Thanks for everything you are providing to folks here!!!

dhccpa profile image
dhccpa

By metastasis-free, does it mean patients had no Mets at beginning of trial, or simply that the Mets they did have didn't grow?

janebob99 profile image
janebob99

Good question. I think "Metatasis-Free" means free from Mets at the beginning of the trial.

The summary of the paper says: "In this phase 3 trial, we enrolled patients with prostate cancer who had high-risk biochemical recurrence with a prostate-specific antigen doubling time of 9 months or less." It doesn't say, but I'm assuming that there are no mets at the beginning. But, the short PSA doubling time (DT) means that they have active prostate cancer growing.

Mgtd profile image
Mgtd

Bob thanks for the info but after looking at your graphs I was left with one burning question.

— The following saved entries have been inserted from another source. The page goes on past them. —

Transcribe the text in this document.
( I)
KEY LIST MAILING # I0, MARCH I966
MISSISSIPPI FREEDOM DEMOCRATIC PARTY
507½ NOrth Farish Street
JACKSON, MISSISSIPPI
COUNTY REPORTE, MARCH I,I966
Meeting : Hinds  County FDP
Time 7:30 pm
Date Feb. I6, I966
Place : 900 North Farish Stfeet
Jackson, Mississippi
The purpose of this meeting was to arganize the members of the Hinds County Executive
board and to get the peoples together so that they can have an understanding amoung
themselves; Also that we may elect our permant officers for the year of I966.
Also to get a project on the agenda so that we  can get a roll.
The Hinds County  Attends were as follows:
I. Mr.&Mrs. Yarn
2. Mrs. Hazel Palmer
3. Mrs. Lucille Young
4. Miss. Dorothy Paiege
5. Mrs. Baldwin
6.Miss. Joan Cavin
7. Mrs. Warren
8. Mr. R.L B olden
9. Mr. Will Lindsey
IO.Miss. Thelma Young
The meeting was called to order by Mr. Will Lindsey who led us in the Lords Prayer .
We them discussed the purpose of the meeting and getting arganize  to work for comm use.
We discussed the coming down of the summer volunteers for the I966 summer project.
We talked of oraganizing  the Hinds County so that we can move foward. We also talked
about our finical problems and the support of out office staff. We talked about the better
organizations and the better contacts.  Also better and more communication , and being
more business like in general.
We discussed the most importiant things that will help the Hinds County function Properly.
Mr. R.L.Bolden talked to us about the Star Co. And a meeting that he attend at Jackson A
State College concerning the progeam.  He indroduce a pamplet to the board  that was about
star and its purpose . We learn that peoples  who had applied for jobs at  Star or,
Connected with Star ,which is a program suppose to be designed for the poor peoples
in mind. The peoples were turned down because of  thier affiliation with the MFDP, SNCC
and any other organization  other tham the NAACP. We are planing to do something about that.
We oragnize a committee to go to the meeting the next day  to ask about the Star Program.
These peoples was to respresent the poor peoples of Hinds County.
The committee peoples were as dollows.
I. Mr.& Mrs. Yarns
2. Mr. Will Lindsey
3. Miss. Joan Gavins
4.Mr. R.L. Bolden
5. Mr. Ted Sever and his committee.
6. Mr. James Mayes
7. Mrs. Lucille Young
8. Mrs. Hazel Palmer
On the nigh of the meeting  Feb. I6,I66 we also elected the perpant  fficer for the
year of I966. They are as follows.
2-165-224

Are the the results statically significant? Those numbers are pretty close on casual observation except for the Lupron only leg.

janebob99 profile image
janebob99 in reply toMgtd

Good point.

I went back to the source document to see how many men were studied, and n = 1068 total. So, good statistics.

One main takeaway is that there isn't much difference between Enzulatimide Alone and Enzulatimide + Lupron. The difference is in the noise.

I don't know if the side effects of Enzulatime Alone are less than Lupron. I would think so. Maybe someone could weigh in on this?